Apenas para exemplificar, uma das empresas, que atua na região, especificamente em Petrolina, é a do Grupo Queiroz Galvão1, mais conhecida como fazenda Timbaúba Agrícola. A mesma, instalou-se no ano de 1989, nas proximidades do perímetro Nilo Coelho. Já em 2011 possuía 2000ha e é considerada uma das mais bem sucedidas empresas do agronegócio. Emprega muitos trabalhadores anualmente e tem uma grande participação no mercado internacional. A empresa comercializa basicamente manga e uva, exporta em torno de 85% a 90% da produção, o equivalente a aproximadamente 15milhões de kg de uva e 8milhões de kg de manga, principalmente, para os Estados Unidos e países da Europa, onde se encontra suas empresas: na Filadélfia (EUA) e em Rotterdam (Países Baixos – Europa). O que fica para o mercado interno é apenas refugo. São utilizados apenas 820ha, sendo 360ha de manga e 460ha de uva, com produtividade de aproximadamente 25 e 30 toneladas por hectare, respectivamente. Embora a empresa tenha adotado a política de colher apenas uma safra anual (normalmente, as empresas colhem duas safras por ano), o clima semiárido juntamente com a irrigação (além de fertilizantes) aumenta a produção e a alta produtividade. A empresa possuía cerca de 1.200 trabalhadores fixos e, aproximadamente, 5.000 trabalhadores no período de safra. A maior parte dos empregos gerados pelo agronegócio são temporários, de diarista ou de safrista, como na Queiroz Galvão.

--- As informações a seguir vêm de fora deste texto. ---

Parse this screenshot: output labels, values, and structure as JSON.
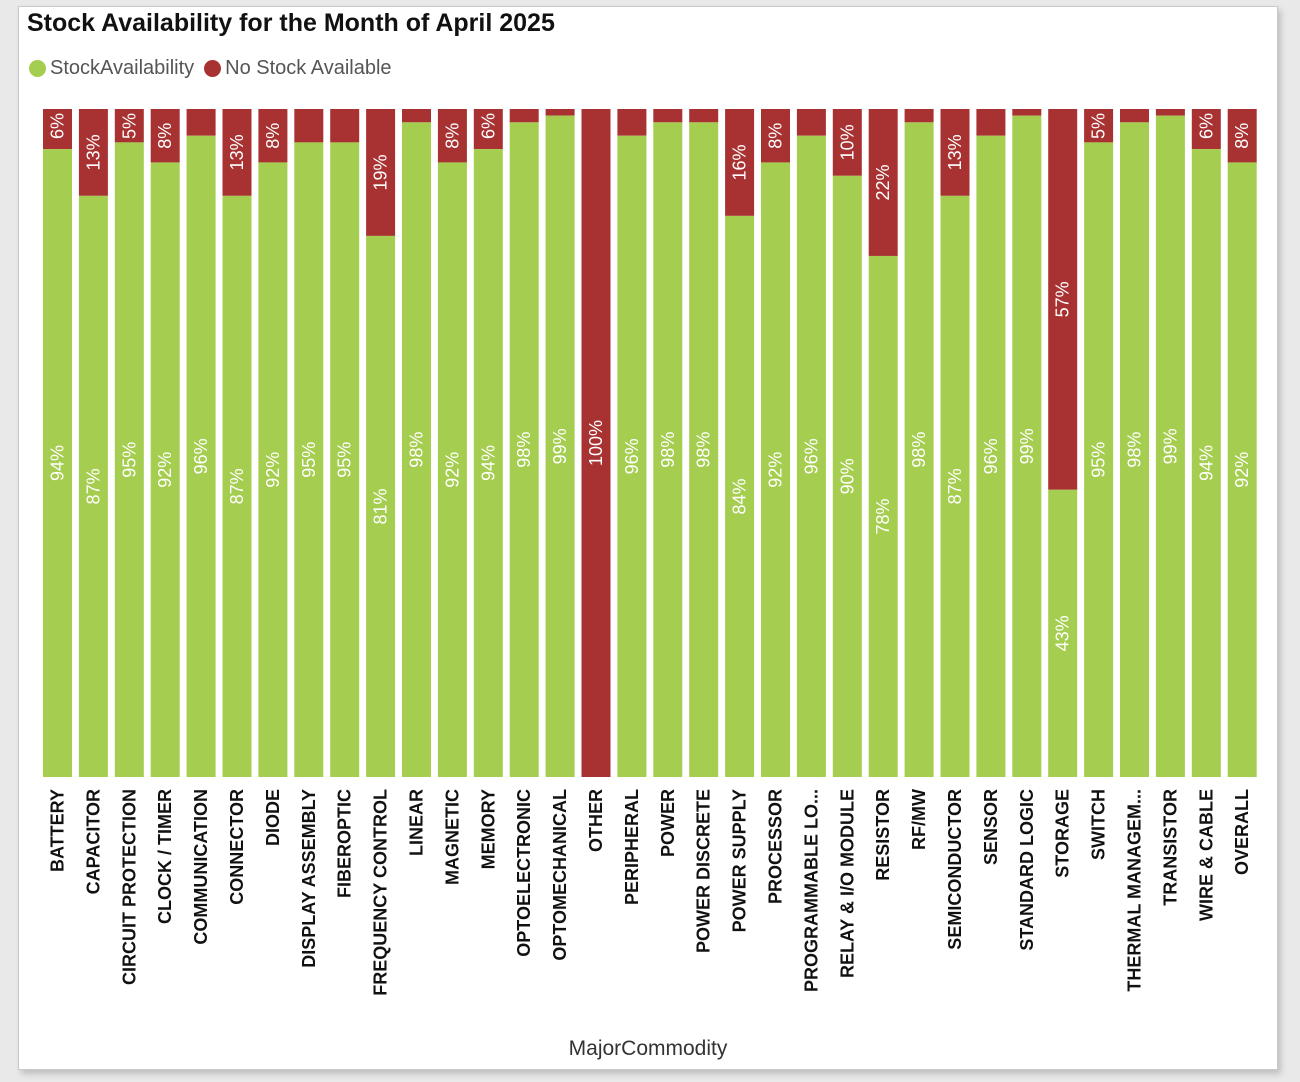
{
  "title": "Stock Availability for the Month of April 2025",
  "legend": [
    {
      "label": "StockAvailability",
      "color": "#a5cd50"
    },
    {
      "label": "No Stock Available",
      "color": "#a83232"
    }
  ],
  "colors": {
    "available": "#a5cd50",
    "unavailable": "#a83232",
    "label_text": "#ffffff"
  },
  "chart_data": {
    "type": "bar",
    "stacked": true,
    "orientation": "vertical",
    "xlabel": "MajorCommodity",
    "ylabel": "",
    "ylim": [
      0,
      100
    ],
    "grid": false,
    "legend_position": "top-left",
    "categories": [
      "BATTERY",
      "CAPACITOR",
      "CIRCUIT PROTECTION",
      "CLOCK / TIMER",
      "COMMUNICATION",
      "CONNECTOR",
      "DIODE",
      "DISPLAY ASSEMBLY",
      "FIBEROPTIC",
      "FREQUENCY CONTROL",
      "LINEAR",
      "MAGNETIC",
      "MEMORY",
      "OPTOELECTRONIC",
      "OPTOMECHANICAL",
      "OTHER",
      "PERIPHERAL",
      "POWER",
      "POWER DISCRETE",
      "POWER SUPPLY",
      "PROCESSOR",
      "PROGRAMMABLE LO...",
      "RELAY & I/O MODULE",
      "RESISTOR",
      "RF/MW",
      "SEMICONDUCTOR",
      "SENSOR",
      "STANDARD LOGIC",
      "STORAGE",
      "SWITCH",
      "THERMAL MANAGEM...",
      "TRANSISTOR",
      "WIRE & CABLE",
      "OVERALL"
    ],
    "series": [
      {
        "name": "StockAvailability",
        "values": [
          94,
          87,
          95,
          92,
          96,
          87,
          92,
          95,
          95,
          81,
          98,
          92,
          94,
          98,
          99,
          0,
          96,
          98,
          98,
          84,
          92,
          96,
          90,
          78,
          98,
          87,
          96,
          99,
          43,
          95,
          98,
          99,
          94,
          92
        ]
      },
      {
        "name": "No Stock Available",
        "values": [
          6,
          13,
          5,
          8,
          4,
          13,
          8,
          5,
          5,
          19,
          2,
          8,
          6,
          2,
          1,
          100,
          4,
          2,
          2,
          16,
          8,
          4,
          10,
          22,
          2,
          13,
          4,
          1,
          57,
          5,
          2,
          1,
          6,
          8
        ]
      }
    ],
    "data_labels": {
      "StockAvailability": [
        "94%",
        "87%",
        "95%",
        "92%",
        "96%",
        "87%",
        "92%",
        "95%",
        "95%",
        "81%",
        "98%",
        "92%",
        "94%",
        "98%",
        "99%",
        "",
        "96%",
        "98%",
        "98%",
        "84%",
        "92%",
        "96%",
        "90%",
        "78%",
        "98%",
        "87%",
        "96%",
        "99%",
        "43%",
        "95%",
        "98%",
        "99%",
        "94%",
        "92%"
      ],
      "No Stock Available": [
        "6%",
        "13%",
        "5%",
        "8%",
        "",
        "13%",
        "8%",
        "",
        "",
        "19%",
        "",
        "8%",
        "6%",
        "",
        "",
        "100%",
        "",
        "",
        "",
        "16%",
        "8%",
        "",
        "10%",
        "22%",
        "",
        "13%",
        "",
        "",
        "57%",
        "5%",
        "",
        "",
        "6%",
        "8%"
      ]
    }
  }
}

O modelo de desenvolvimento evidencia sua face contraditória, por meio de uma série de processos de expropriações, formação de bairros muito pobres, precarização do trabalho, da saúde e da educação, aumento do desemprego, da violência, da prostituição e da degradação ambiental. O processo de expansão do capital também tem promovido vários conflitos e propiciou o surgimento de organizações da classe trabalhadora, a exemplo do Movimento dos Trabalhadores Rurais Sem Terra (MST).

Em Petrolina, o Movimento conta com 721 famílias, 421 assentadas e 300 acampadas. São 5 assentamentos: Santa Maria (mais conhecido pelo MST como Maria Gorete), com 35 famílias; São Francisco, com 60 famílias; Água Viva, com 190 famílias; organizado em duas vilas, Água Viva I, com 97 famílias, e Água Viva II, com 93 famílias; José Almeida, com 100 famílias; São José do Vale, com 36 famílias. E são 7 acampamentos: Lagoa da Pedra, com 35 famílias; Velho Chico, com 20 famílias; Oziel Alves, com 70 famílias; Butiá, com 30 famílias; José Arnaldo, com 75 famílias; 15 de Abril, com 45 famílias; Josi Samuel, com 25 famílias.

Em Petrolina, a luta pela terra choca-se com empresários da classe dominante local, empresas do agronegócio como a Sanrisil, Desenvolvimento Agrícola do Nordeste (DAN), Frutivita, Fruit Fort, Tambaú, Especial Fruit, Butiá, Cachoeirinha, e com instituições do próprio Estado, por meio, principalmente da CODEVASF e da EMBRAPA. As terras foram ocupadas pelo MST por serem consideradas improdutivas (que não está produzindo ou que está produzindo apenas em uma pequena parte da área) e, em alguns casos, por ainda possuírem dívidas com o governo.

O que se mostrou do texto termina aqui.